Die "Finanzmärkte" werden immer ein Argument finden, warum die zu zahlenden hohen Zinsen im Euroraum gerechtfertigt sind. Hohe Zinsen und kein Ausfallrisiko - wer würde darauf freiwillig verzichten? Interessant ist allerdings schon, dass es erneut die Ratingagenturen sind, die dies weiterhin ermöglichen. Wie schon bei der US-Immobilienkrise, mit der im Jahr 2007 alles begann . . .

Wenn also diesen Mittwoch die Abgeordneten im österreichischen Nationalrat über die Beschlüsse des jüngsten EU-Gipfels diskutieren, dann wäre es gut, die Regierung zu fragen, was bei den Ratingagenturen geschehen wird und wie sehr sie ins Regelwerk der Finanzindustrie aufgenommen werden.
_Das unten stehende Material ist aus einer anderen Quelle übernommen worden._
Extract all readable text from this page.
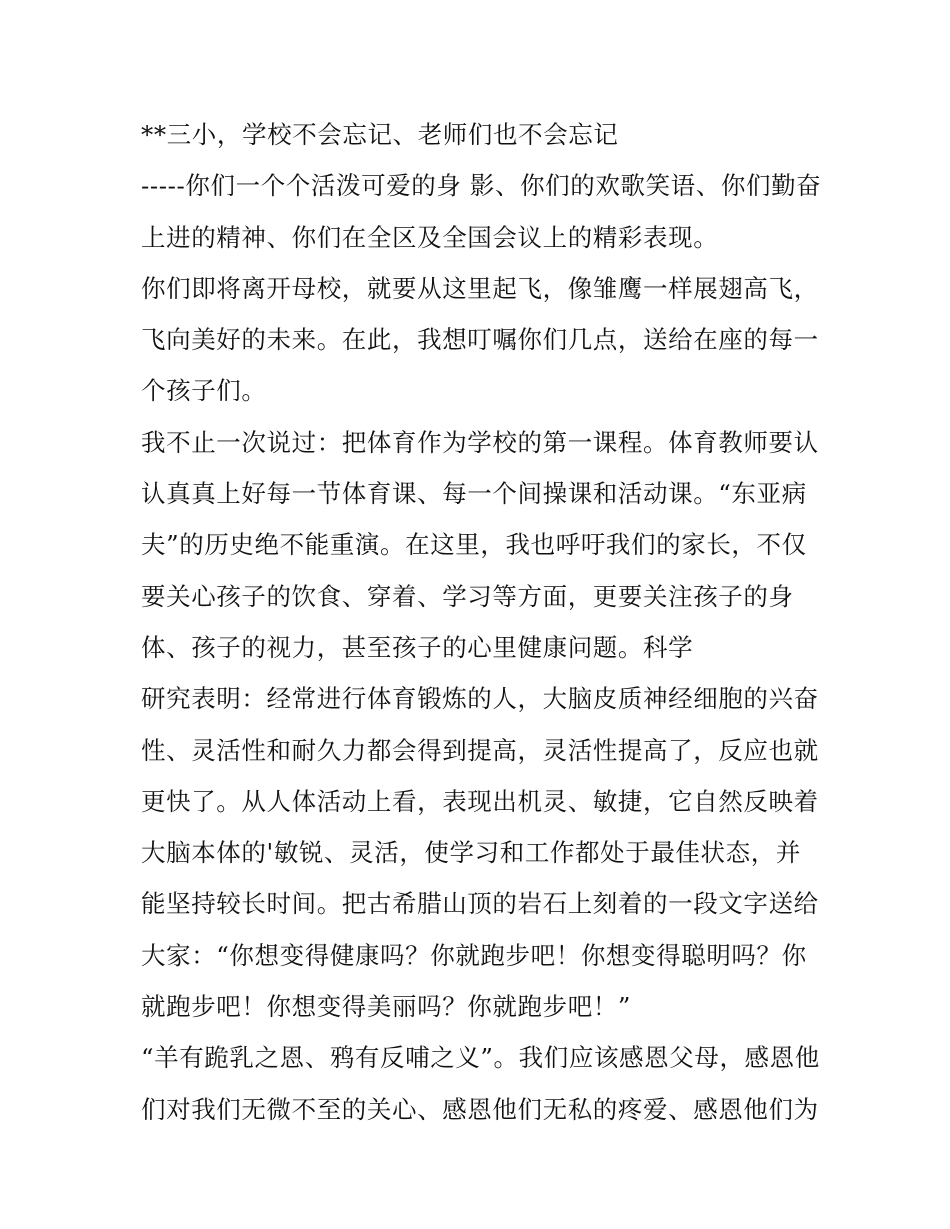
**三小，学校不会忘记、老师们也不会忘记
-----你们一个个活泼可爱的身 影、你们的欢歌笑语、你们勤奋
上进的精神、你们在全区及全国会议上的精彩表现。
你们即将离开母校，就要从这里起飞，像雏鹰一样展翅高飞，
飞向美好的未来。在此，我想叮嘱你们几点，送给在座的每一
个孩子们。
我不止一次说过：把体育作为学校的第一课程。体育教师要认
认真真上好每一节体育课、每一个间操课和活动课。“东亚病
夫”的历史绝不能重演。在这里，我也呼吁我们的家长，不仅
要关心孩子的饮食、穿着、学习等方面，更要关注孩子的身
体、孩子的视力，甚至孩子的心里健康问题。科学
研究表明：经常进行体育锻炼的人，大脑皮质神经细胞的兴奋
性、灵活性和耐久力都会得到提高，灵活性提高了，反应也就
更快了。从人体活动上看，表现出机灵、敏捷，它自然反映着
大脑本体的'敏锐、灵活，使学习和工作都处于最佳状态，并
能坚持较长时间。把古希腊山顶的岩石上刻着的一段文字送给
大家：“你想变得健康吗？你就跑步吧！你想变得聪明吗？你
就跑步吧！你想变得美丽吗？你就跑步吧！”
“羊有跪乳之恩、鸦有反哺之义”。我们应该感恩父母，感恩他
们对我们无微不至的关心、感恩他们无私的疼爱、感恩他们为
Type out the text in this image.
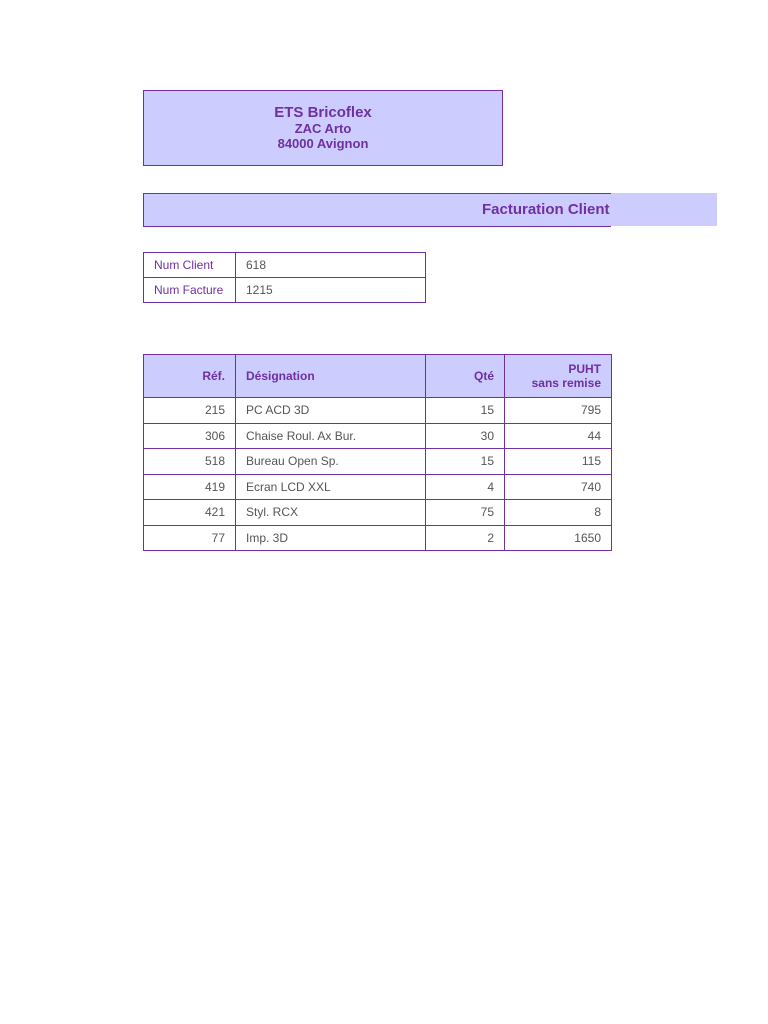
ETS Bricoflex
ZAC Arto
84000 Avignon
Facturation Client
Num Client	618
Num Facture	1215
Réf.	Désignation	Qté	PUHT
sans remise

215	PC ACD 3D	15	795
306	Chaise Roul. Ax Bur.	30	44
518	Bureau Open Sp.	15	115
419	Ecran LCD XXL	4	740
421	Styl. RCX	75	8
77	Imp. 3D	2	1650
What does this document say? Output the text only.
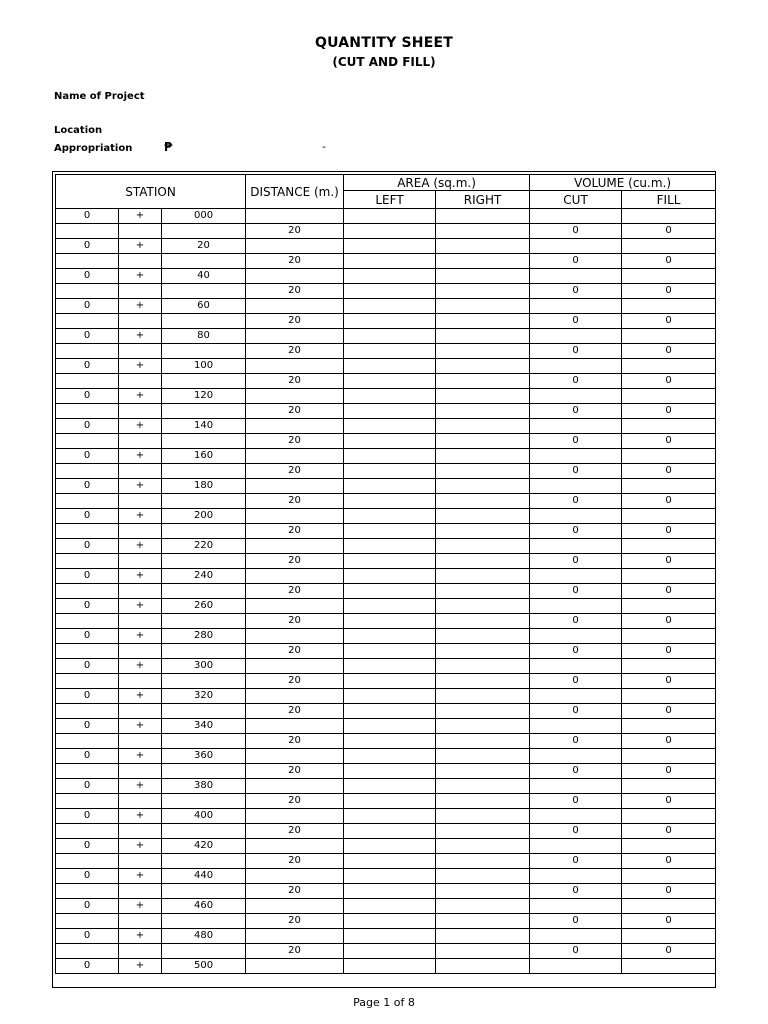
QUANTITY SHEET
(CUT AND FILL)
Name of Project
Location
Appropriation	₱	-
STATION			DISTANCE (m.)	AREA (sq.m.)		VOLUME (cu.m.)	
				LEFT	RIGHT	CUT	FILL
0	+	000					
			20			0	0
0	+	20					
			20			0	0
0	+	40					
			20			0	0
0	+	60					
			20			0	0
0	+	80					
			20			0	0
0	+	100					
			20			0	0
0	+	120					
			20			0	0
0	+	140					
			20			0	0
0	+	160					
			20			0	0
0	+	180					
			20			0	0
0	+	200					
			20			0	0
0	+	220					
			20			0	0
0	+	240					
			20			0	0
0	+	260					
			20			0	0
0	+	280					
			20			0	0
0	+	300					
			20			0	0
0	+	320					
			20			0	0
0	+	340					
			20			0	0
0	+	360					
			20			0	0
0	+	380					
			20			0	0
0	+	400					
			20			0	0
0	+	420					
			20			0	0
0	+	440					
			20			0	0
0	+	460					
			20			0	0
0	+	480					
			20			0	0
0	+	500					
Page 1 of 8
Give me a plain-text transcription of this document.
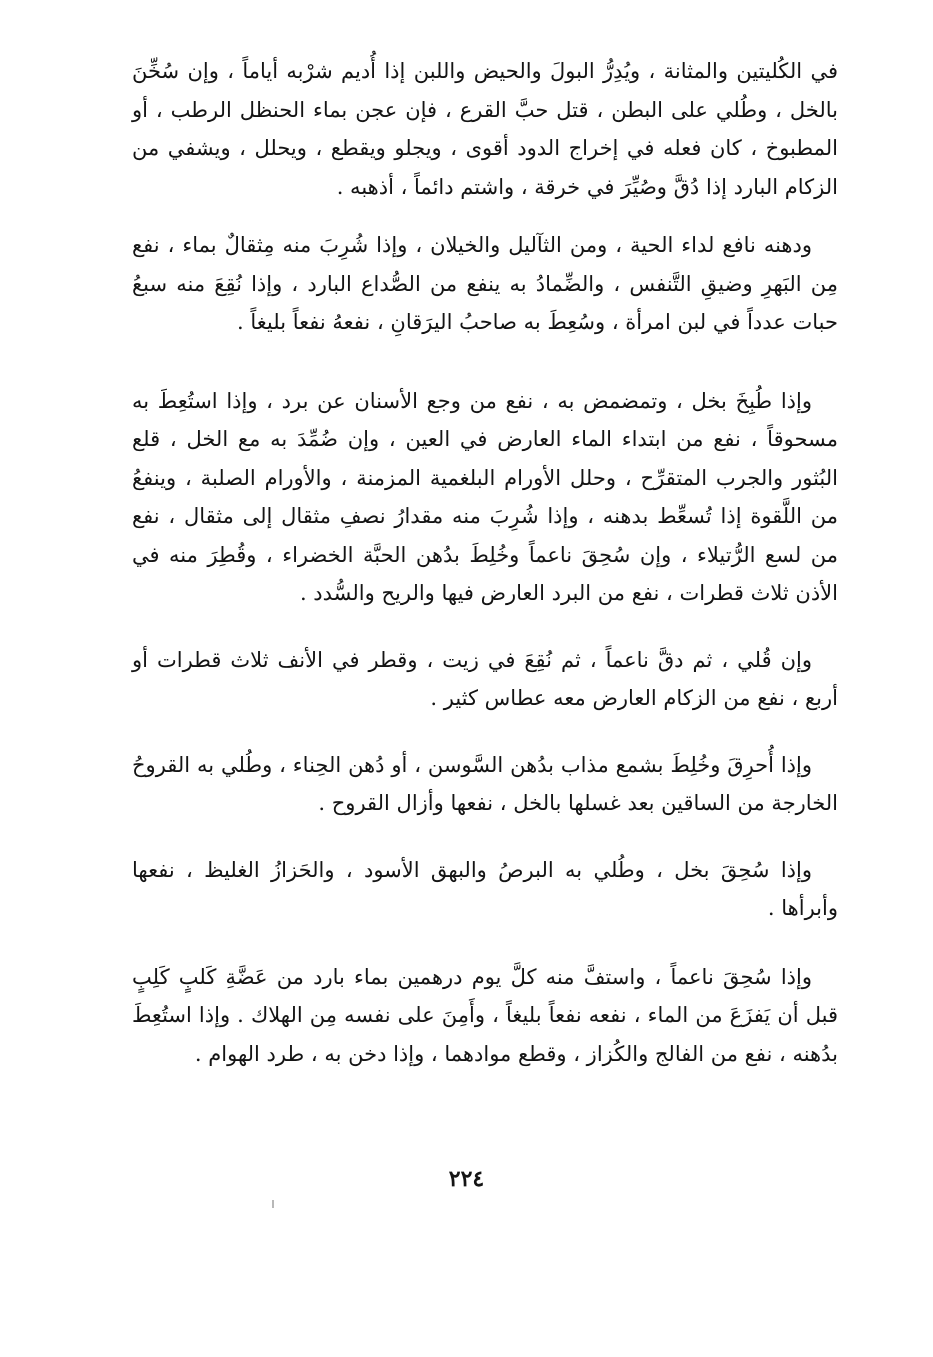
في الكُليتين والمثانة ، ويُدِرُّ البولَ والحيض واللبن إذا أُديم شرْبه أياماً ، وإن سُخِّنَ بالخل ، وطُلي على البطن ، قتل حبَّ القرع ، فإن عجن بماء الحنظل الرطب ، أو المطبوخ ، كان فعله في إخراج الدود أقوى ، ويجلو ويقطع ، ويحلل ، ويشفي من الزكام البارد إذا دُقَّ وصُيِّرَ في خرقة ، واشتم دائماً ، أذهبه .

ودهنه نافع لداء الحية ، ومن الثآليل والخيلان ، وإذا شُرِبَ منه مِثقالٌ بماء ، نفع مِن البَهرِ وضيقِ التَّنفس ، والضِّمادُ به ينفع من الصُّداع البارد ، وإذا نُقِعَ منه سبعُ حبات عدداً في لبن امرأة ، وسُعِطَ به صاحبُ اليرَقانِ ، نفعهُ نفعاً بليغاً .

وإذا طُبِخَ بخل ، وتمضمض به ، نفع من وجع الأسنان عن برد ، وإذا استُعِطَ به مسحوقاً ، نفع من ابتداء الماء العارض في العين ، وإن ضُمِّدَ به مع الخل ، قلع البُثور والجرب المتقرِّح ، وحلل الأورام البلغمية المزمنة ، والأورام الصلبة ، وينفعُ من اللَّقوة إذا تُسعِّط بدهنه ، وإذا شُرِبَ منه مقدارُ نصفِ مثقال إلى مثقال ، نفع من لسع الرُّتيلاء ، وإن سُحِقَ ناعماً وخُلِطَ بدُهن الحبَّة الخضراء ، وقُطِرَ منه في الأذن ثلاث قطرات ، نفع من البرد العارض فيها والريح والسُّدد .

وإن قُلي ، ثم دقَّ ناعماً ، ثم نُقِعَ في زيت ، وقطر في الأنف ثلاث قطرات أو أربع ، نفع من الزكام العارض معه عطاس كثير .

وإذا أُحرِقَ وخُلِطَ بشمع مذاب بدُهن السَّوسن ، أو دُهن الحِناء ، وطُلي به القروحُ الخارجة من الساقين بعد غسلها بالخل ، نفعها وأزال القروح .

وإذا سُحِقَ بخل ، وطُلي به البرصُ والبهق الأسود ، والحَزازُ الغليظ ، نفعها وأبرأها .

وإذا سُحِقَ ناعماً ، واستفَّ منه كلَّ يوم درهمين بماء بارد من عَضَّةِ كَلبٍ كَلِبٍ قبل أن يَفزَعَ من الماء ، نفعه نفعاً بليغاً ، وأَمِنَ على نفسه مِن الهلاك . وإذا استُعِطَ بدُهنه ، نفع من الفالج والكُزاز ، وقطع موادهما ، وإذا دخن به ، طرد الهوام .

٢٢٤
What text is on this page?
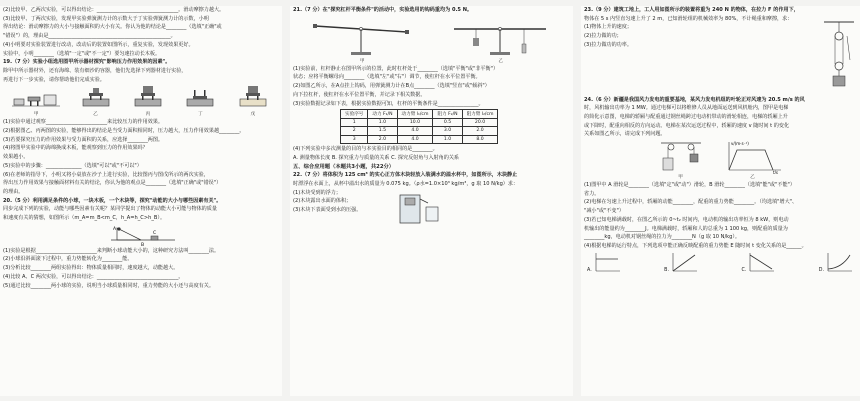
(2)比较甲、乙两次实验，可以得出结论：________________________________。滑动摩擦力越大。
(3)比较甲、丁两次实验，发现甲实验弹簧测力计的示数大于丁实验弹簧测力计的示数，小明
得出结论：滑动摩擦力的大小与接触面积的大小有关。你认为他的结论是________（选填"正确"或
"错误"）的，理由是________________________________________________。
(4)小明要对实验装置进行改动，改动后的装置如图所示，重复实验，发现效果更好。
实验中，小明________（选填"一定"或"不一定"）要匀速拉动长木板。
19.（7 分）实验小组选用图甲所示器材探究"影响压力作用效果的因素"。
除甲中所示器材外，还有海绵、装有细沙的容器，他们先选择下列器材进行实验，
再进行下一步实验，请你帮助他们完成实验。
甲	乙	丙	丁	戊
(1)实验中通过观察________________________来比较压力的作用效果。
(2)根据图乙、丙两图的实验，能够得出的结论是当受力面积相同时，压力越大，压力作用效果越________。
(3)若要探究压力的作用效果与受力面积的关系，应选择________两图。
(4)将图甲实验中的海绵换成木板，能观察到压力的作用效果吗？
效果越小。
(5)实验中的步骤：______________（选填"可以"或"不可以"）
(6)在老师的指导下，小明又将小桌放在沙子上进行实验，比较图丙与图戊所示的两次实验，
得出压力作用效果与接触面材料有关的结论，你认为他的观点是________（选填"正确"或"错误"）
的理由。
20.（5 分）利用满足条件的小球，一块木板，一个木块等，探究"动能的大小与哪些因素有关"。
同步完成下列的实验，动能与哪些因素有关呢？某同学提出了物体的动能大小可能与物体的质量
和速度有关的猜想，如图所示（m_A=m_B<m_C，h_A=h_C>h_B）。
A
B
C
(1)实验是根据________________________来判断小球动能大小的，这种研究方法叫________法。
(2)小球沿斜面滚下过程中，重力势能转化为________能。
(3)分析比较________两组实验得出：物体质量相同时，速度越大，动能越大。
(4)比较 A、C 两次实验，可以得出结论：________________________________。
(5)通过比较________两小球的实验，说明当小球质量相同时，重力势能的大小还与高度有关。
21.（7 分）在"探究杠杆平衡条件"的活动中，实验选用的钩码重均为 0.5 N。
甲	乙
(1)实验前，杠杆静止在图甲所示的位置，此时杠杆处于________（选填"平衡"或"非平衡"）
状态；应将平衡螺母向________（选填"左"或"右"）调节，使杠杆在水平位置平衡。
(2)如图乙所示，在A点挂上钩码，用弹簧测力计在B点________（选填"竖直"或"倾斜"）
向下拉杠杆，使杠杆在水平位置平衡，并记录下相关数据。
(3)实验数据记录如下表，根据实验数据可知，杠杆的平衡条件是________________。
实验序号	动力 F₁/N	动力臂 l₁/cm	阻力 F₂/N	阻力臂 l₂/cm
1	1.0	10.0	0.5	20.0
2	1.5	4.0	3.0	2.0
3	2.0	4.0	1.0	8.0
(4)下列实验中多次测量的目的与本实验目的相同的是________。
A. 测量物体长度 B. 探究重力与质量的关系 C. 探究反射角与入射角的关系
五、综合应用题（本题共3小题，共22分）
22.（7 分）将体积为 125 cm³ 的实心正方体木块轻放入装满水的溢水杯中，如图所示，木块静止
时漂浮在水面上，从杯中溢出水的质量为 0.075 kg。（ρ水=1.0×10³ kg/m³，g 取 10 N/kg）求：
(1)木块受到的浮力；
(2)木块露出水面的体积；
(3)木块下表面受到水的压强。
23.（9 分）建筑工地上，工人用如图所示的装置将重为 240 N 的物体，在拉力 F 的作用下，
物体在 5 s 内竖直匀速上升了 2 m，已知滑轮组的机械效率为 80%，不计绳重和摩擦，求：
(1)物体上升的速度；
(2)拉力做的功；
(3)拉力做功的功率。
24.（6 分）新疆是我国风力发电的重要基地，某风力发电机组的叶轮正对风速为 20.5 m/s 的风
时，风机输出功率为 1 MW。通过电梯可以将维修人员从地面运送到风机舱内，图甲是电梯
的简化示意图，电梯的轿厢与配重通过钢丝绳跨过电动机带动的滑轮相连，电梯的轿厢上升
或下降时，配重向相反的方向运动。电梯在某次运送过程中，轿厢的速度 v 随时间 t 的变化
关系如图乙所示，请完成下列问题。
甲
v/(m·s⁻¹)
t/s
乙
(1)图甲中 A 滑轮是________（选填"定"或"动"）滑轮，B 滑轮________（选填"能"或"不能"）
省力。
(2)电梯在匀速上升过程中，轿厢的动能________，配重的重力势能________。（均选填"增大"、
"减小"或"不变"）
(3)若已知电梯满载时，在图乙所示的 0~t₂ 时间内，电动机的输出功率恒为 8 kW，则电动
机输出的能量约为________J。电梯满载时，轿厢和人的总重为 1 100 kg，则配重的质量为
________kg，电动机对钢丝绳的拉力为________N（g 取 10 N/kg）。
(4)根据电梯的运行特点，下列选项中能正确反映配重的重力势能 E 随时间 t 变化关系的是______。
A.	B.	C.	D.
Wenn solche privaten Gebilde tun und lassen können, was sie wollen, dann sind Sparbemühungen der öffentlichen Haushalte zwar begrüßenswert, aber mit einer verheerenden Verteilungswirkung: Dann wird immer mehr gutes Steuergeld für die Bedienung von Staatsschulden ausgegeben, während in den Kernaufgaben eines Staates gespart wird. Und das wird ja vermutlich niemand ernsthaft wollen.